KU weightlifter challenges stereotypes as she aims for Rio

You would be forgiven for thinking that weightlifting is just a sport for huge, muscle bound, Eastern European men.

Marc Williams

But, Kingston student Shila Panjavi is challenging these stereotypes and winning a host of awards along the way.

The petite figure of nine stone, 5ft 3ins Shila shows that these preconceptions of one of the world’s oldest sports can be completely wrong.

Focus on building strength

“When you say weightlifting, people get it confused with bodybuilding or power lifting and when I say ‘I’m a weightlifter’ people say stuff like where are your muscles?

“We don’t have anything to do with bodybuilding, we don’t put on extensive muscle mass, we just focus on lifting weights and building strength,” Shila says.

Looking to Rio

At just 21-years-old, the Iranian born business administration student is the current British champion in the 58kg category and is now looking to the Rio Olympic Games in 2016 for even more success.

“I could have been at the London 2012 games but I had a setback in training and I missed out for seven months. Because I started uni at that time, I found it so hard to maintain a high level of training.

“But I believe that everything happens for a reason, so as much as I would have loved to compete in London, I know that 2016 will be my year. I will definitely be at Rio 2016, 100 per cent.”

Not able to return to Iran

If Shila does compete in Rio, she will become the first Iranian female weightlifter to do so, something she describes as “a part of history”. Despite being born in Iran, she represents Britain at her international competitions.

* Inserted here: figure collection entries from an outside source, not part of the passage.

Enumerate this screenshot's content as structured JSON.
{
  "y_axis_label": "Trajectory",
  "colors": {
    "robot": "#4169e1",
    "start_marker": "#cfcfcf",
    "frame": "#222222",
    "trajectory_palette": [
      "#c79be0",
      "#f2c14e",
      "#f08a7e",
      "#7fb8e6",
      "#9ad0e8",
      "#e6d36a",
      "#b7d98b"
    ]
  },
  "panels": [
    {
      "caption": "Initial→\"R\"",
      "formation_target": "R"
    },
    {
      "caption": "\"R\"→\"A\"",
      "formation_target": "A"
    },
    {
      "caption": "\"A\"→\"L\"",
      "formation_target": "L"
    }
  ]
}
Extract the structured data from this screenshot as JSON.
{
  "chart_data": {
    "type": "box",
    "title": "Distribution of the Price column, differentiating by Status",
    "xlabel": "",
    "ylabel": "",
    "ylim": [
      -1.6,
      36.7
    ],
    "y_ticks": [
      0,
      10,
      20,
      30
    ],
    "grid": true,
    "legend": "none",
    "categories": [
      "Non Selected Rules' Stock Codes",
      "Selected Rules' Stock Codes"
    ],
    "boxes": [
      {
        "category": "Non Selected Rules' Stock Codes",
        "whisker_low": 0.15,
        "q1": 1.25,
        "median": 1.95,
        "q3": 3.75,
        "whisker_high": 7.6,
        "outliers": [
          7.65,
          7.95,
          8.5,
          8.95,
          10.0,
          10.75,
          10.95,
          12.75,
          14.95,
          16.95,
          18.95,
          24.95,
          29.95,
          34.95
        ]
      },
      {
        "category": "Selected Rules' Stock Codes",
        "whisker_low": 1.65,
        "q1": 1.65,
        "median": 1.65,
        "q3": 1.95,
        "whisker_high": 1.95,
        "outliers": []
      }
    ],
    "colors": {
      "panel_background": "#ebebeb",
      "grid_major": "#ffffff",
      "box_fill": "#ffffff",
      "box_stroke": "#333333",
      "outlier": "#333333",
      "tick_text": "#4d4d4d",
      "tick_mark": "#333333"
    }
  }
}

“I don’t think that I would be able to go back to Iran because I have shown flesh on TV. They are very strict but I don’t mind that, I just want to be the best I can be,” she explains.

In the family

If Shila manages to get to the Olympic Games in Rio she will be following in the footsteps of her family. Her father, Kazen, weightlifted at the Barcelona Olympics in 1992 and her uncle, Kamran, in the 2004 Athens Olympics.

“My dad got me into this historic sport and he is my inspiration to carry on because of what he has achieved. He and my uncle went to the Olympic and Commonwealth Games, so that’s why I love this sport, it was all from them,” she says.

Kazen didn’t win an Olympic medal of his own but Shila believes that if she can win one, then it will be just as momentous for her father.

“In a way, if I make it then that will be him succeeding too. When he went to the Olympics he couldn’t quite get a medal because of the different climates he had to compete in. So I know he wants me to get a medal and make a place in history for all of our family.”